MANIFEST WEIGHT OF THE EVIDENCE {¶ 42} In his third assignment of error, appellant contends that his conviction is against the manifest weight of the evidence.
{¶ 43} While the test for sufficiency requires a determination of whether the State has met its burden of production at trial, a manifest weight challenge questions whether the State has met its burden of persuasion. State v. Thompkins (1997),78 Ohio St.3d 380, 390. When a defendant asserts that his conviction is against the manifest weight of the evidence, an appellate court must review the entire record, weigh the evidence and all reasonable inferences, consider the credibility of witnesses and determine whether, in resolving conflicts in the evidence, the trier of fact clearly lost its way and created such a manifest miscarriage of justice that the conviction must be reversed and a new trial ordered. State v. Otten (1986), 33 Ohio App.3d 339, 340.
{¶ 44} Appellant contends that his conviction was against the manifest weight of the evidence because there was no "direct evidence" that he was the burglar. He also asserts that in light of the statement he gave to Detective Marche regarding how he lost his identification card, the jury could not have found beyond a reasonable doubt that he was the perpetrator. We disagree.
{¶ 45} It is fundamental that the weight of the evidence and the credibility of the witnesses are primarily for the trier of fact. State v. DeHass (1967), 10 Ohio St.2d 230, paragraph one of the syllabus. Here, the judge heard appellant's explanation regarding how he lost his identification card when Detective Marche read appellant's statement into the record, but she apparently did not find appellant's explanation credible. There is nothing in this record to cause us to find otherwise.
{¶ 46} Moreover, as noted in our analysis regarding assignment of error two, the State was not required to produce "direct evidence" that appellant was the perpetrator — circumstantial evidence has the same probative value as "direct evidence." Here, it is apparent that by drawing reasonable inferences from the circumstantial evidence presented at trial, the trier of fact could have concluded, beyond a reasonable doubt, that appellant broke into Hudson's house and stole his camcorder and jar of change. Accordingly, it cannot be said that the judge lost her way and created such a miscarriage of justice that appellant's conviction must be reversed.
{¶ 47} Appellant's third assignment of error is overruled.
POST-RELEASE CONTROL {¶ 48} In his fourth assignment of error, appellant contends that the post-release portion of his sentence should be vacated because the trial judge did not adequately explain to him the terms and conditions of post-release control.
{¶ 49} After sentencing appellant to one year incarceration, the trial judge stated:
{¶ 50} "Now that you have been sentenced, your sentence will also be subject to what they call post-release control, which is a parole period after incarceration.
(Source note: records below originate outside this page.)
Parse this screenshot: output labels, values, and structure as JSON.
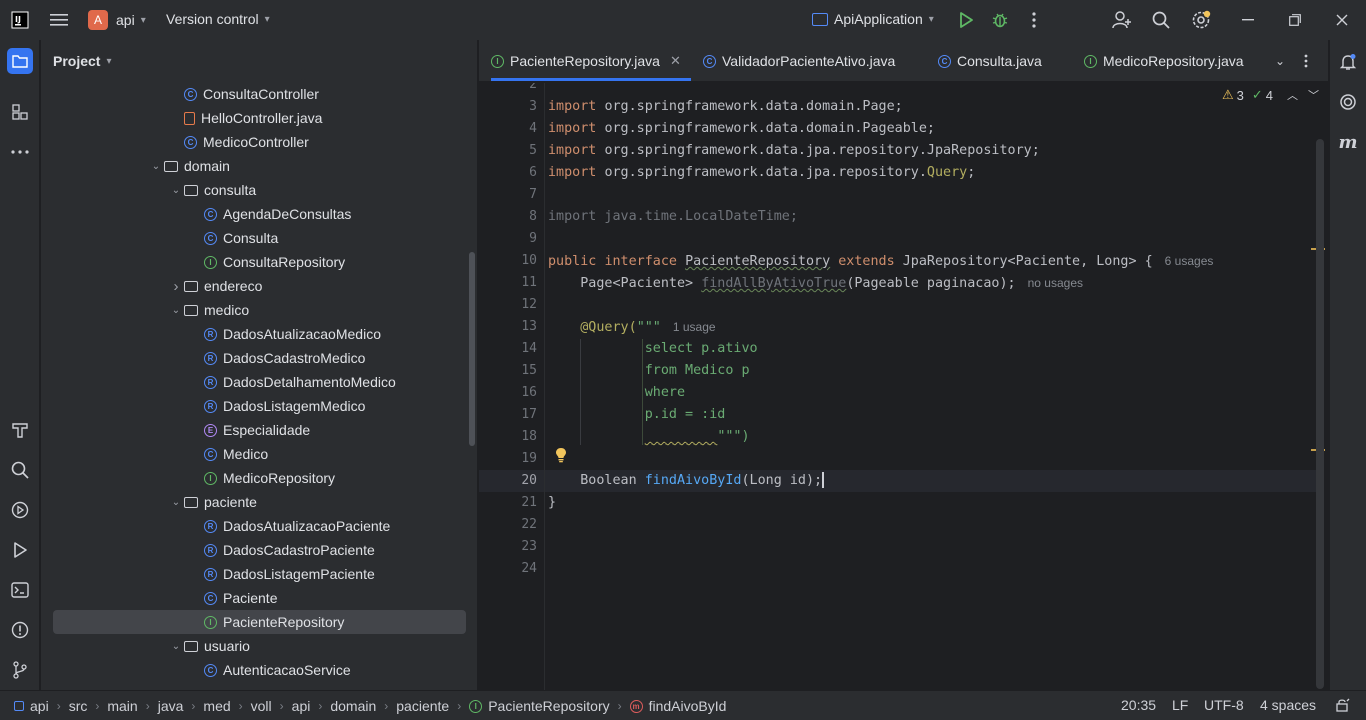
{
  "titlebar": {
    "project_badge": "A",
    "project_name": "api",
    "vcs_label": "Version control",
    "run_config": "ApiApplication",
    "colors": {
      "badge": "#e0694b",
      "run": "#5fb865",
      "debug": "#5fb865",
      "settings_dot": "#f2c55c"
    }
  },
  "project_panel": {
    "title": "Project",
    "items": [
      {
        "label": "ConsultaController",
        "icon": "class"
      },
      {
        "label": "HelloController.java",
        "icon": "java-file"
      },
      {
        "label": "MedicoController",
        "icon": "class"
      },
      {
        "label": "domain",
        "icon": "folder"
      },
      {
        "label": "consulta",
        "icon": "folder"
      },
      {
        "label": "AgendaDeConsultas",
        "icon": "class"
      },
      {
        "label": "Consulta",
        "icon": "class"
      },
      {
        "label": "ConsultaRepository",
        "icon": "interface"
      },
      {
        "label": "endereco",
        "icon": "folder"
      },
      {
        "label": "medico",
        "icon": "folder"
      },
      {
        "label": "DadosAtualizacaoMedico",
        "icon": "record"
      },
      {
        "label": "DadosCadastroMedico",
        "icon": "record"
      },
      {
        "label": "DadosDetalhamentoMedico",
        "icon": "record"
      },
      {
        "label": "DadosListagemMedico",
        "icon": "record"
      },
      {
        "label": "Especialidade",
        "icon": "enum"
      },
      {
        "label": "Medico",
        "icon": "class"
      },
      {
        "label": "MedicoRepository",
        "icon": "interface"
      },
      {
        "label": "paciente",
        "icon": "folder"
      },
      {
        "label": "DadosAtualizacaoPaciente",
        "icon": "record"
      },
      {
        "label": "DadosCadastroPaciente",
        "icon": "record"
      },
      {
        "label": "DadosListagemPaciente",
        "icon": "record"
      },
      {
        "label": "Paciente",
        "icon": "class"
      },
      {
        "label": "PacienteRepository",
        "icon": "interface"
      },
      {
        "label": "usuario",
        "icon": "folder"
      },
      {
        "label": "AutenticacaoService",
        "icon": "class"
      }
    ]
  },
  "tabs": [
    {
      "label": "PacienteRepository.java",
      "icon": "interface"
    },
    {
      "label": "ValidadorPacienteAtivo.java",
      "icon": "class"
    },
    {
      "label": "Consulta.java",
      "icon": "class"
    },
    {
      "label": "MedicoRepository.java",
      "icon": "interface"
    }
  ],
  "inspections": {
    "warnings": "3",
    "weak_warnings": "4"
  },
  "editor": {
    "line_numbers": [
      "2",
      "3",
      "4",
      "5",
      "6",
      "7",
      "8",
      "9",
      "10",
      "11",
      "12",
      "13",
      "14",
      "15",
      "16",
      "17",
      "18",
      "19",
      "20",
      "21",
      "22",
      "23",
      "24"
    ],
    "code": {
      "l3": "org.springframework.data.domain.Page;",
      "l4": "org.springframework.data.domain.Pageable;",
      "l5": "org.springframework.data.jpa.repository.JpaRepository;",
      "l6a": "org.springframework.data.jpa.repository.",
      "l6b": "Query",
      "l8": "import java.time.LocalDateTime;",
      "l10_name": "PacienteRepository",
      "l10_rest": "JpaRepository<Paciente, Long> {",
      "l10_hint": "6 usages",
      "l11_type": "Page<Paciente>",
      "l11_method": "findAllByAtivoTrue",
      "l11_rest": "(Pageable paginacao);",
      "l11_hint": "no usages",
      "l13_ann": "@Query(",
      "l13_str": "\"\"\"",
      "l13_hint": "1 usage",
      "l14": "select p.ativo",
      "l15": "from Medico p",
      "l16": "where",
      "l17": "p.id = :id",
      "l18": "\"\"\")",
      "l20_type": "Boolean",
      "l20_method": "findAivoById",
      "l20_rest": "(Long id);",
      "l21": "}",
      "kw_import": "import",
      "kw_public": "public",
      "kw_interface": "interface",
      "kw_extends": "extends"
    }
  },
  "statusbar": {
    "breadcrumbs": [
      "api",
      "src",
      "main",
      "java",
      "med",
      "voll",
      "api",
      "domain",
      "paciente",
      "PacienteRepository",
      "findAivoById"
    ],
    "position": "20:35",
    "line_sep": "LF",
    "encoding": "UTF-8",
    "indent": "4 spaces"
  }
}
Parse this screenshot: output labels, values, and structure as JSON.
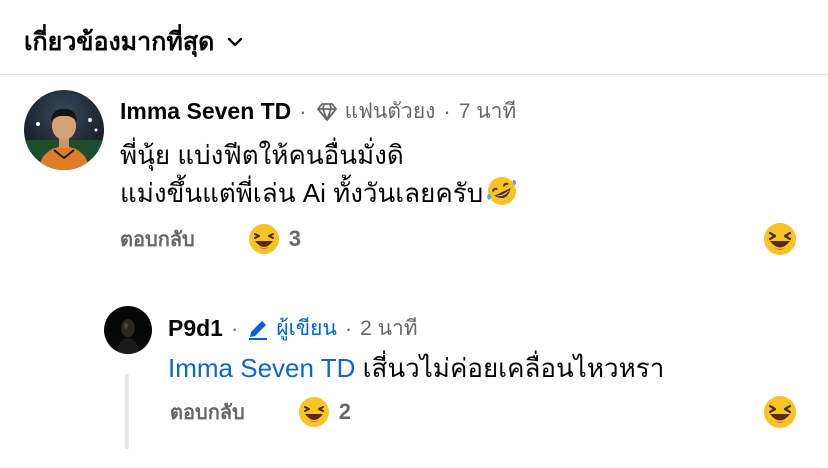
{
  "sort": {
    "label": "เกี่ยวข้องมากที่สุด"
  },
  "comments": [
    {
      "author": "Imma Seven TD",
      "badge": "แฟนตัวยง",
      "time": "7 นาที",
      "lines": [
        "พี่นุ้ย แบ่งฟีตให้คนอื่นมั่งดิ",
        "แม่งขึ้นแต่พี่เล่น Ai ทั้งวันเลยครับ"
      ],
      "reply_label": "ตอบกลับ",
      "reaction_count": "3"
    }
  ],
  "replies": [
    {
      "author": "P9d1",
      "badge": "ผู้เขียน",
      "time": "2 นาที",
      "mention": "Imma Seven TD",
      "text": "เสี่นวไม่ค่อยเคลื่อนไหวหรา",
      "reply_label": "ตอบกลับ",
      "reaction_count": "2"
    }
  ],
  "icons": {
    "sort_chevron": "chevron-down-icon",
    "fan_badge": "diamond-icon",
    "author_badge": "pencil-icon",
    "inline_emoji": "rofl-emoji-icon",
    "reaction": "haha-emoji-icon"
  },
  "colors": {
    "accent_blue": "#0064d1",
    "mention_blue": "#0a66d3",
    "muted_text": "#65676b"
  }
}
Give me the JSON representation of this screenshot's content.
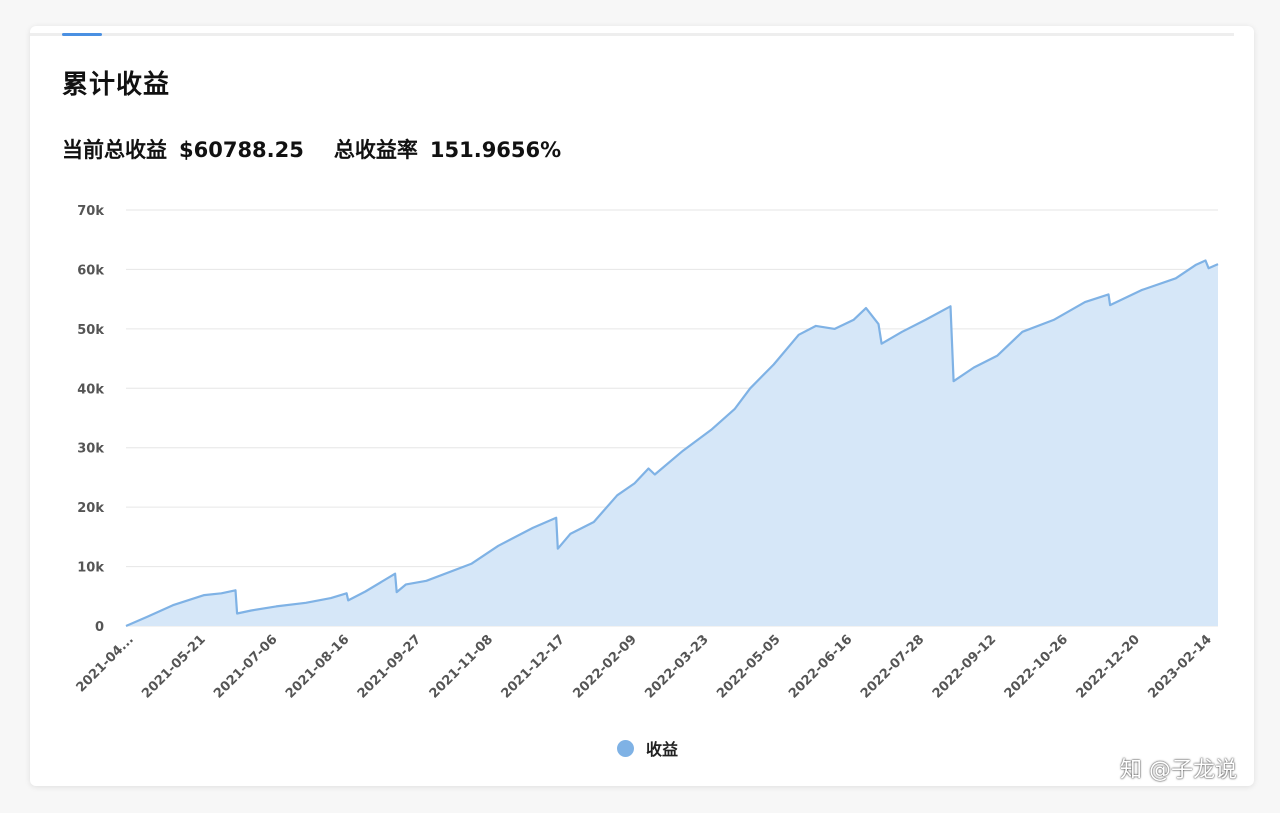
{
  "title": "累计收益",
  "summary": {
    "total_label": "当前总收益",
    "total_value": "$60788.25",
    "rate_label": "总收益率",
    "rate_value": "151.9656%"
  },
  "legend": {
    "label": "收益"
  },
  "watermark": "知 @子龙说",
  "colors": {
    "line": "#7fb2e5",
    "fill": "#d6e7f8",
    "accent": "#4a90e2",
    "grid": "#e6e6e6"
  },
  "chart_data": {
    "type": "area",
    "x_tick_labels": [
      "2021-04...",
      "2021-05-21",
      "2021-07-06",
      "2021-08-16",
      "2021-09-27",
      "2021-11-08",
      "2021-12-17",
      "2022-02-09",
      "2022-03-23",
      "2022-05-05",
      "2022-06-16",
      "2022-07-28",
      "2022-09-12",
      "2022-10-26",
      "2022-12-20",
      "2023-02-14"
    ],
    "y_tick_labels": [
      "0",
      "10k",
      "20k",
      "30k",
      "40k",
      "50k",
      "60k",
      "70k"
    ],
    "ylim": [
      0,
      70000
    ],
    "series": [
      {
        "name": "收益",
        "points": [
          [
            "2021-04-01",
            0
          ],
          [
            "2021-04-15",
            1600
          ],
          [
            "2021-05-01",
            3500
          ],
          [
            "2021-05-21",
            5200
          ],
          [
            "2021-06-01",
            5500
          ],
          [
            "2021-06-10",
            6000
          ],
          [
            "2021-06-11",
            2100
          ],
          [
            "2021-06-20",
            2600
          ],
          [
            "2021-07-06",
            3300
          ],
          [
            "2021-07-25",
            3900
          ],
          [
            "2021-08-10",
            4700
          ],
          [
            "2021-08-20",
            5500
          ],
          [
            "2021-08-21",
            4300
          ],
          [
            "2021-09-01",
            5800
          ],
          [
            "2021-09-20",
            8800
          ],
          [
            "2021-09-21",
            5700
          ],
          [
            "2021-09-27",
            7000
          ],
          [
            "2021-10-10",
            7600
          ],
          [
            "2021-11-08",
            10500
          ],
          [
            "2021-11-25",
            13500
          ],
          [
            "2021-12-17",
            16500
          ],
          [
            "2022-01-01",
            18200
          ],
          [
            "2022-01-02",
            13000
          ],
          [
            "2022-01-10",
            15500
          ],
          [
            "2022-01-25",
            17500
          ],
          [
            "2022-02-09",
            22000
          ],
          [
            "2022-02-20",
            24000
          ],
          [
            "2022-03-01",
            26500
          ],
          [
            "2022-03-05",
            25500
          ],
          [
            "2022-03-23",
            29500
          ],
          [
            "2022-04-10",
            33000
          ],
          [
            "2022-04-25",
            36500
          ],
          [
            "2022-05-05",
            40000
          ],
          [
            "2022-05-20",
            44000
          ],
          [
            "2022-06-05",
            49000
          ],
          [
            "2022-06-16",
            50500
          ],
          [
            "2022-06-28",
            50000
          ],
          [
            "2022-07-10",
            51500
          ],
          [
            "2022-07-18",
            53500
          ],
          [
            "2022-07-26",
            50800
          ],
          [
            "2022-07-28",
            47500
          ],
          [
            "2022-08-10",
            49500
          ],
          [
            "2022-08-25",
            51500
          ],
          [
            "2022-09-10",
            53800
          ],
          [
            "2022-09-12",
            41200
          ],
          [
            "2022-09-25",
            43500
          ],
          [
            "2022-10-10",
            45500
          ],
          [
            "2022-10-26",
            49500
          ],
          [
            "2022-11-15",
            51500
          ],
          [
            "2022-12-05",
            54500
          ],
          [
            "2022-12-20",
            55800
          ],
          [
            "2022-12-21",
            54000
          ],
          [
            "2023-01-10",
            56500
          ],
          [
            "2023-02-01",
            58500
          ],
          [
            "2023-02-14",
            60800
          ],
          [
            "2023-02-20",
            61500
          ],
          [
            "2023-02-22",
            60200
          ],
          [
            "2023-02-28",
            60900
          ]
        ]
      }
    ]
  }
}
It is possible for up to three years.
{¶ 51} "If you violate the terms of post-release control, you may look at additional time which could add up to as much as half of your sentence. So you understand that that may be a possibility. That is done by the Adult Parole Authority. ***"
{¶ 52} Pursuant to R.C. 2929.19(B)(3)(d), a trial court must inform the defendant at sentencing or at the time of a plea hearing "that he may be subject to a definite period of post-release control [and] the possibility of sanctions, including prison, available for violation of such controls."State v. Morrissey (Dec. 18, 2000), Cuyahoga App. No. 77179.
{¶ 53} Our review of the sentencing hearing transcript shows that the trial court complied with the notification requirements of R.C. 2929.19(B)(3). Appellant's assertion to the contrary is specious.
{¶ 54} Appellant's fourth assignment of error is therefore overruled.
Judgment affirmed.
Colleen Conway Cooney, J., Concurs.
Frank D. Celebrezze, Jr., P.J., Concurs in Judgment only.